Брук гладит ее по синим волосам и улыбается:
— Однажды ты все поймешь, и я вернусь, Хлоя Прайс. А пока нам обеим нужно время.
Хлоя бежит по коридору реальности, распахивая двери настежь.
Задыхается в своих эмоциях.
И, открывая последнюю, говорит то, что должна была сказать все это время:
— Я счастлива, что ты здесь.
Она смотрит на Брук — солнечный луч на рассвете, искра только начинающего гореть костра, всполох пламени в камине — и теряется в ее глазах.
— Она так и не сделала тебя счастливой, да? — тихо спрашивает Брук.

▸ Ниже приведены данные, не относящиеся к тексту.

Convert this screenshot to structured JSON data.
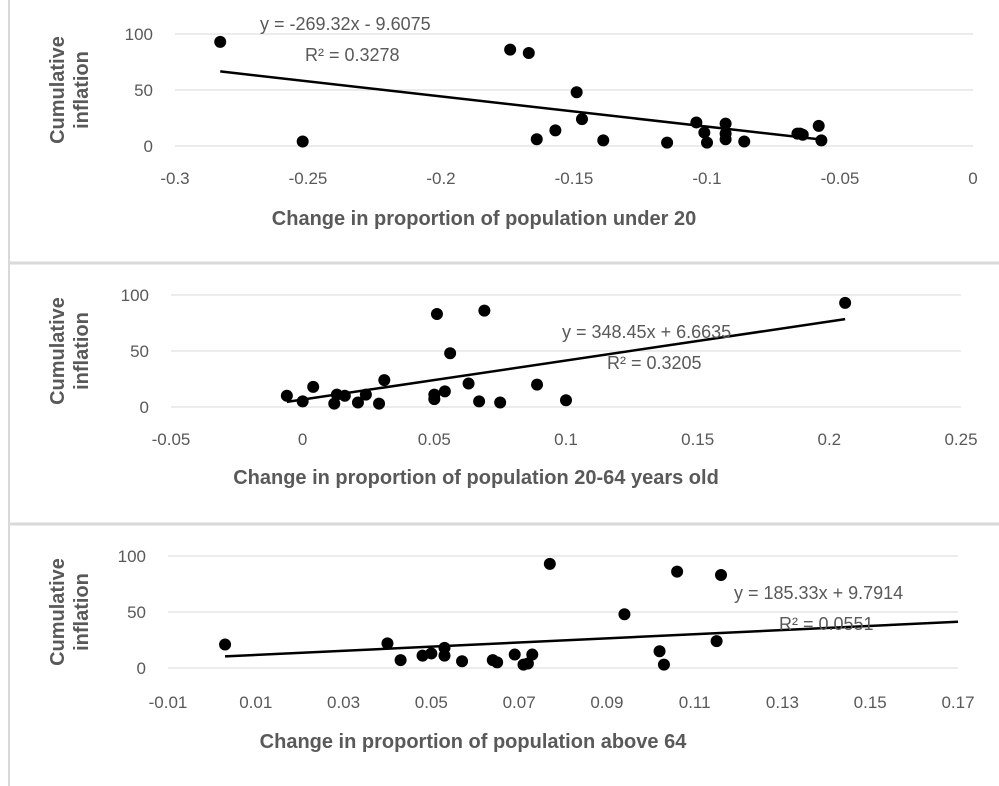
{
  "chart_data": [
    {
      "type": "scatter",
      "xlabel": "Change in proportion of population  under 20",
      "ylabel": "Cumulative inflation",
      "xlim": [
        -0.3,
        0
      ],
      "ylim": [
        0,
        100
      ],
      "x_ticks": [
        "-0.3",
        "-0.25",
        "-0.2",
        "-0.15",
        "-0.1",
        "-0.05",
        "0"
      ],
      "y_ticks": [
        "0",
        "50",
        "100"
      ],
      "grid": "horizontal",
      "equation": "y = -269.32x - 9.6075",
      "r_squared": "R² = 0.3278",
      "trendline": {
        "slope": -269.32,
        "intercept": -9.6075,
        "x_range": [
          -0.283,
          -0.058
        ]
      },
      "points": [
        [
          -0.283,
          93
        ],
        [
          -0.252,
          4
        ],
        [
          -0.174,
          86
        ],
        [
          -0.167,
          83
        ],
        [
          -0.164,
          6
        ],
        [
          -0.157,
          14
        ],
        [
          -0.149,
          48
        ],
        [
          -0.147,
          24
        ],
        [
          -0.139,
          5
        ],
        [
          -0.115,
          3
        ],
        [
          -0.104,
          21
        ],
        [
          -0.101,
          12
        ],
        [
          -0.1,
          3
        ],
        [
          -0.093,
          6
        ],
        [
          -0.093,
          11
        ],
        [
          -0.093,
          20
        ],
        [
          -0.086,
          4
        ],
        [
          -0.066,
          11
        ],
        [
          -0.065,
          11
        ],
        [
          -0.064,
          10
        ],
        [
          -0.058,
          18
        ],
        [
          -0.057,
          5
        ]
      ]
    },
    {
      "type": "scatter",
      "xlabel": "Change in proportion of population  20-64 years old",
      "ylabel": "Cumulative inflation",
      "xlim": [
        -0.05,
        0.25
      ],
      "ylim": [
        0,
        100
      ],
      "x_ticks": [
        "-0.05",
        "0",
        "0.05",
        "0.1",
        "0.15",
        "0.2",
        "0.25"
      ],
      "y_ticks": [
        "0",
        "50",
        "100"
      ],
      "grid": "horizontal",
      "equation": "y = 348.45x + 6.6635",
      "r_squared": "R² = 0.3205",
      "trendline": {
        "slope": 348.45,
        "intercept": 6.6635,
        "x_range": [
          -0.006,
          0.206
        ]
      },
      "points": [
        [
          -0.006,
          10
        ],
        [
          0.0,
          5
        ],
        [
          0.004,
          18
        ],
        [
          0.012,
          3
        ],
        [
          0.013,
          11
        ],
        [
          0.016,
          10
        ],
        [
          0.021,
          4
        ],
        [
          0.024,
          11
        ],
        [
          0.029,
          3
        ],
        [
          0.031,
          24
        ],
        [
          0.05,
          11
        ],
        [
          0.05,
          7
        ],
        [
          0.051,
          83
        ],
        [
          0.054,
          14
        ],
        [
          0.056,
          48
        ],
        [
          0.063,
          21
        ],
        [
          0.067,
          5
        ],
        [
          0.069,
          86
        ],
        [
          0.075,
          4
        ],
        [
          0.089,
          20
        ],
        [
          0.1,
          6
        ],
        [
          0.206,
          93
        ]
      ]
    },
    {
      "type": "scatter",
      "xlabel": "Change in proportion of population  above 64",
      "ylabel": "Cumulative inflation",
      "xlim": [
        -0.01,
        0.17
      ],
      "ylim": [
        0,
        100
      ],
      "x_ticks": [
        "-0.01",
        "0.01",
        "0.03",
        "0.05",
        "0.07",
        "0.09",
        "0.11",
        "0.13",
        "0.15",
        "0.17"
      ],
      "y_ticks": [
        "0",
        "50",
        "100"
      ],
      "grid": "horizontal",
      "equation": "y = 185.33x + 9.7914",
      "r_squared": "R² = 0.0551",
      "trendline": {
        "slope": 185.33,
        "intercept": 9.7914,
        "x_range": [
          0.003,
          0.17
        ]
      },
      "points": [
        [
          0.003,
          21
        ],
        [
          0.04,
          22
        ],
        [
          0.043,
          7
        ],
        [
          0.048,
          11
        ],
        [
          0.05,
          13
        ],
        [
          0.053,
          18
        ],
        [
          0.053,
          11
        ],
        [
          0.057,
          6
        ],
        [
          0.064,
          7
        ],
        [
          0.065,
          5
        ],
        [
          0.069,
          12
        ],
        [
          0.071,
          3
        ],
        [
          0.072,
          4
        ],
        [
          0.073,
          12
        ],
        [
          0.077,
          93
        ],
        [
          0.094,
          48
        ],
        [
          0.102,
          15
        ],
        [
          0.103,
          3
        ],
        [
          0.106,
          86
        ],
        [
          0.115,
          24
        ],
        [
          0.116,
          83
        ]
      ]
    }
  ],
  "colors": {
    "marker": "#000000",
    "trendline": "#000000",
    "gridline": "#d9d9d9",
    "tick_text": "#595959",
    "label_text": "#595959",
    "panel_divider": "#d9d9d9"
  }
}
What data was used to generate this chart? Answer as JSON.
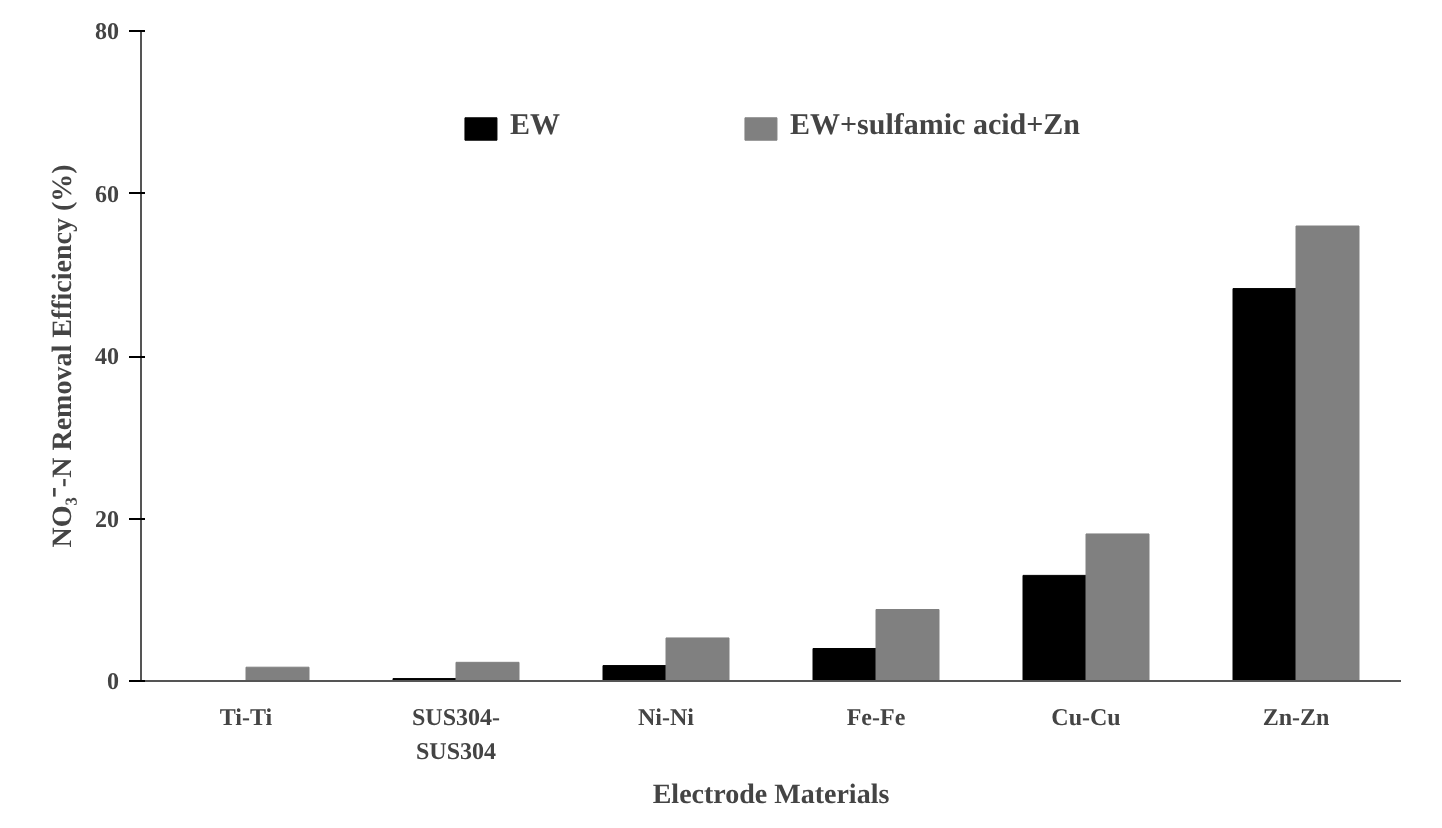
{
  "chart_data": {
    "type": "bar",
    "xlabel": "Electrode Materials",
    "ylabel": "NO₃⁻-N Removal Efficiency (%)",
    "categories": [
      "Ti-Ti",
      "SUS304-\nSUS304",
      "Ni-Ni",
      "Fe-Fe",
      "Cu-Cu",
      "Zn-Zn"
    ],
    "series": [
      {
        "name": "EW",
        "color": "#000000",
        "values": [
          0,
          0.3,
          1.9,
          4.0,
          13.0,
          48.3
        ]
      },
      {
        "name": "EW+sulfamic acid+Zn",
        "color": "#808080",
        "values": [
          1.7,
          2.3,
          5.3,
          8.8,
          18.1,
          56.0
        ]
      }
    ],
    "ylim": [
      0,
      80
    ],
    "yticks": [
      0,
      20,
      40,
      60,
      80
    ],
    "grid": false,
    "legend": "top"
  }
}
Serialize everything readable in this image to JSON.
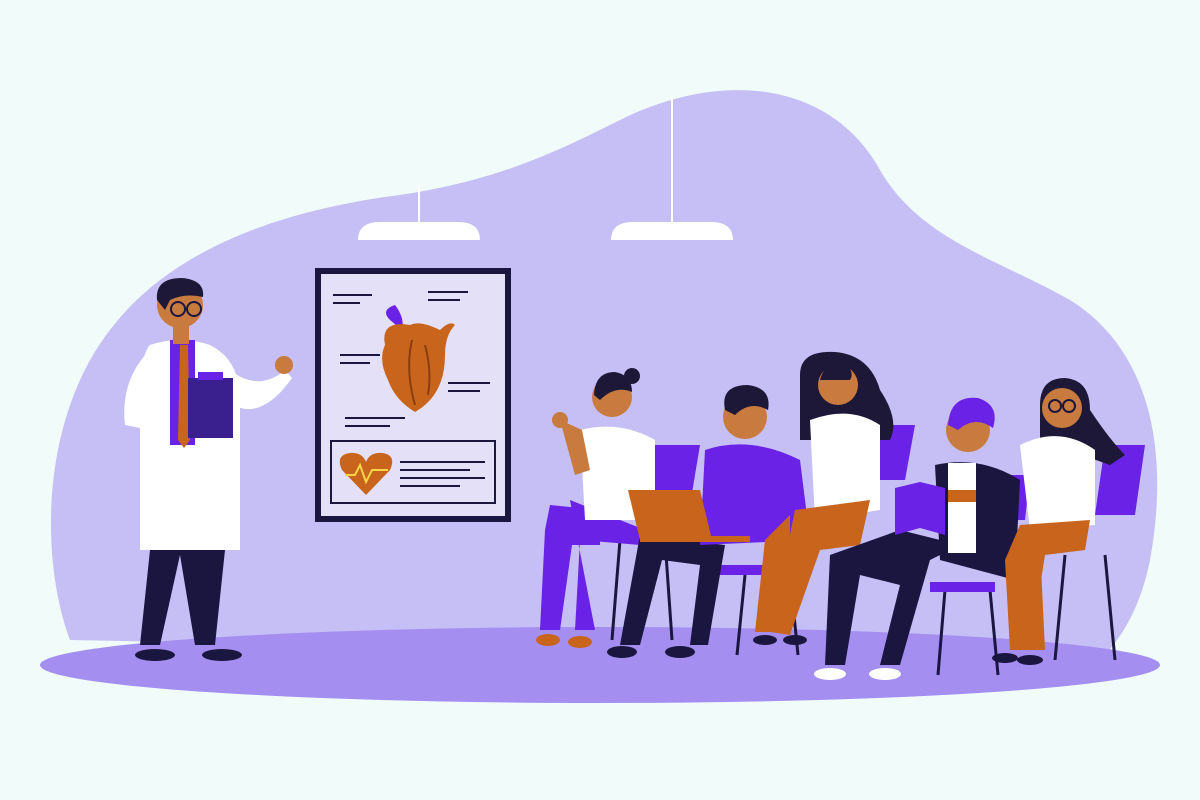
{
  "illustration": {
    "subject": "doctor-lecture-to-students",
    "colors": {
      "background": "#f0fbfa",
      "backdrop_blob": "#c6bff5",
      "floor": "#a48ff1",
      "lamp": "#ffffff",
      "accent_purple": "#6a22e6",
      "accent_orange": "#c8641c",
      "dark_navy": "#1b1640",
      "skin": "#c97a3e",
      "hair": "#1e1838",
      "white_clothes": "#ffffff",
      "poster_frame": "#1b1640",
      "poster_bg": "#e4e0f7"
    },
    "icons": [
      "heart-anatomy-icon",
      "heart-pulse-icon",
      "laptop-icon",
      "book-icon",
      "clipboard-icon",
      "ceiling-lamp-icon"
    ]
  }
}
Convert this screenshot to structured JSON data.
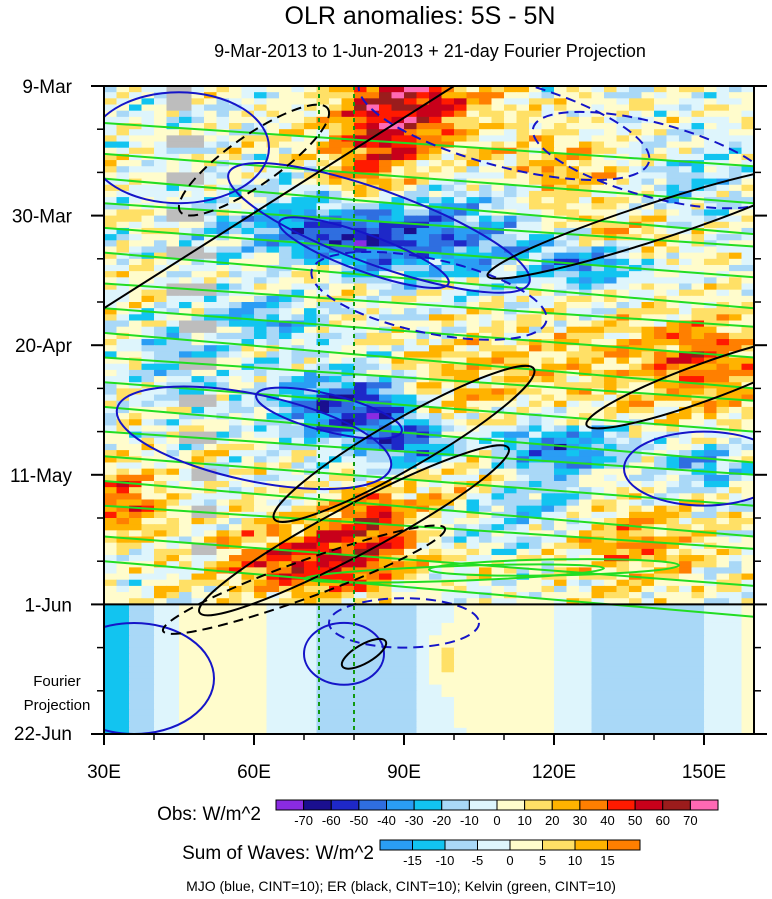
{
  "chart_data": {
    "type": "heatmap",
    "title": "OLR anomalies: 5S - 5N",
    "subtitle": "9-Mar-2013 to 1-Jun-2013 + 21-day Fourier Projection",
    "x_axis": {
      "unit": "degrees longitude East",
      "range": [
        30,
        160
      ],
      "tick_values": [
        30,
        60,
        90,
        120,
        150
      ],
      "tick_labels": [
        "30E",
        "60E",
        "90E",
        "120E",
        "150E"
      ]
    },
    "y_axis": {
      "unit": "days since 9-Mar-2013 (time increases downward)",
      "range": [
        0,
        105
      ],
      "tick_values": [
        0,
        21,
        42,
        63,
        84,
        105
      ],
      "tick_labels": [
        "9-Mar",
        "30-Mar",
        "20-Apr",
        "11-May",
        "1-Jun",
        "22-Jun"
      ]
    },
    "observation_end_day": 84,
    "projection_label": [
      "Fourier",
      "Projection"
    ],
    "reference_longitudes": [
      73,
      80
    ],
    "obs_colorbar": {
      "label": "Obs: W/m^2",
      "levels": [
        -70,
        -60,
        -50,
        -40,
        -30,
        -20,
        -10,
        0,
        10,
        20,
        30,
        40,
        50,
        60,
        70
      ],
      "colors": [
        "#8a2be2",
        "#1a0f8f",
        "#1e28c8",
        "#2f6ee0",
        "#2a9df4",
        "#12c4f0",
        "#a9d8f7",
        "#def5fc",
        "#fffccc",
        "#ffe066",
        "#ffb300",
        "#ff7f00",
        "#ff1a00",
        "#c8001a",
        "#9b1c1c",
        "#ff69b4"
      ]
    },
    "waves_colorbar": {
      "label": "Sum of Waves: W/m^2",
      "levels": [
        -15,
        -10,
        -5,
        0,
        5,
        10,
        15
      ],
      "colors": [
        "#2a9df4",
        "#12c4f0",
        "#a9d8f7",
        "#def5fc",
        "#fffccc",
        "#ffe066",
        "#ffb300",
        "#ff7f00"
      ]
    },
    "contour_legend": "MJO (blue, CINT=10); ER (black, CINT=10); Kelvin (green, CINT=10)",
    "series": [
      {
        "name": "MJO",
        "color": "#1515c8"
      },
      {
        "name": "ER",
        "color": "#000000"
      },
      {
        "name": "Kelvin",
        "color": "#22dd22"
      }
    ]
  }
}
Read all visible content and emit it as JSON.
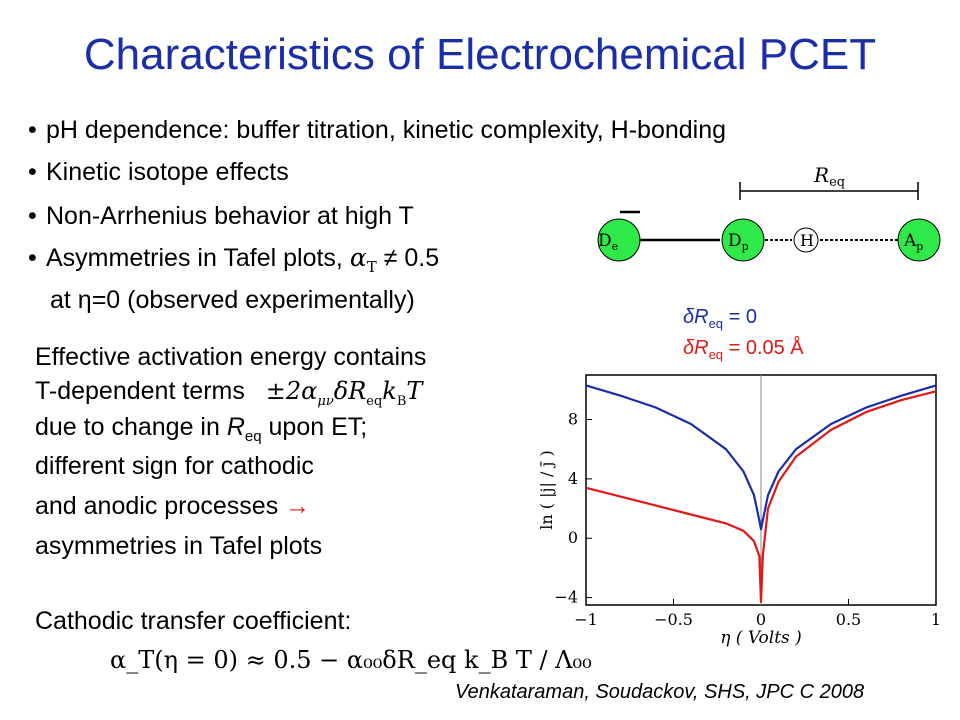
{
  "title": "Characteristics of Electrochemical PCET",
  "bullets": {
    "b1": "pH dependence:  buffer titration, kinetic complexity,  H-bonding",
    "b2": "Kinetic isotope effects",
    "b3": "Non-Arrhenius behavior at high T",
    "b4_prefix": "Asymmetries in Tafel plots,",
    "b4_symbol": "α",
    "b4_sub": "T",
    "b4_suffix": " ≠ 0.5",
    "b4_cont": "at η=0 (observed experimentally)"
  },
  "paragraph": {
    "line1": "Effective activation energy contains",
    "line2": "T-dependent terms",
    "line2_formula": "±2α",
    "line2_formula_sub": "μν",
    "line2_formula_rest": "δR",
    "line2_formula_sub2": "eq",
    "line2_formula_end": "k",
    "line2_formula_sub3": "B",
    "line2_formula_T": "T",
    "line3_a": "due to change in ",
    "line3_R": "R",
    "line3_sub": "eq",
    "line3_b": " upon ET;",
    "line4": "different sign for cathodic",
    "line5": "and anodic processes",
    "line5_arrow": "→",
    "line6": "asymmetries in Tafel plots",
    "line7": "Cathodic transfer coefficient:",
    "bottom_formula": "α_T(η = 0) ≈ 0.5 − α₀₀δR_eq k_B T / Λ₀₀"
  },
  "diagram": {
    "req_label": "R",
    "req_sub": "eq",
    "node_de": "D",
    "node_de_sub": "e",
    "node_dp": "D",
    "node_dp_sub": "p",
    "node_h": "H",
    "node_ap": "A",
    "node_ap_sub": "p",
    "node_color": "#2fe84a"
  },
  "legend": {
    "blue": {
      "prefix": "δR",
      "sub": "eq",
      "suffix": " = 0",
      "color": "#1a2ea8"
    },
    "red": {
      "prefix": "δR",
      "sub": "eq",
      "suffix": " = 0.05 Å",
      "color": "#e01818"
    }
  },
  "chart_data": {
    "type": "line",
    "xlabel": "η ( Volts )",
    "ylabel": "ln ( |j| / j̄ )",
    "xlim": [
      -1,
      1
    ],
    "ylim": [
      -4.5,
      11
    ],
    "xticks": [
      "−1",
      "−0.5",
      "0",
      "0.5",
      "1"
    ],
    "yticks": [
      "−4",
      "0",
      "4",
      "8"
    ],
    "series": [
      {
        "color": "#1a2ea8",
        "x": [
          -1.0,
          -0.8,
          -0.6,
          -0.4,
          -0.2,
          -0.1,
          -0.04,
          -0.01,
          0.0,
          0.01,
          0.04,
          0.1,
          0.2,
          0.4,
          0.6,
          0.8,
          1.0
        ],
        "y": [
          10.3,
          9.6,
          8.8,
          7.7,
          6.0,
          4.5,
          2.9,
          1.2,
          0.6,
          1.2,
          2.9,
          4.5,
          6.0,
          7.7,
          8.8,
          9.6,
          10.3
        ]
      },
      {
        "color": "#e01818",
        "x": [
          -1.0,
          -0.8,
          -0.6,
          -0.4,
          -0.2,
          -0.1,
          -0.04,
          -0.01,
          0.0,
          0.01,
          0.04,
          0.1,
          0.2,
          0.4,
          0.6,
          0.8,
          1.0
        ],
        "y": [
          3.4,
          2.8,
          2.2,
          1.6,
          1.0,
          0.5,
          -0.2,
          -1.2,
          -4.3,
          -1.2,
          2.0,
          3.8,
          5.5,
          7.3,
          8.5,
          9.3,
          9.9
        ]
      }
    ]
  }
}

Хлоя качает головой и понимает: нет, не сделала, и уже никогда не сделает; да и все, что было — просто фальшь, очередное испытание в ее жизни, стометровка перед огромным забегом.
Слепая, глупая Хлоя Прайс, которая до сих пор не может признать свое поражение.
— Я бы не взяла десерт в ресторане, — вдруг говорит Хлоя.
— Что?
— Десерт. В ресторане. Ты говорила: если однажды всей командой пойдем в ресторан, то я возьму десерт и буду есть его в одиночестве. — Брук кивает, и Хлоя продолжает: — Я бы не взяла. Не люблю подобное. Порции слишком маленькие.
Хлоя чувствует себя глупо и нелепо; и ушибленное при падении колено все еще болит, но она почему-то улыбается.
— Помнишь, как мы разделись и сидели у меня на кухне? И ты скользила в своих смешных носках от стола до холодильника. — Брук смеется. — А потом заплакала. Помнишь?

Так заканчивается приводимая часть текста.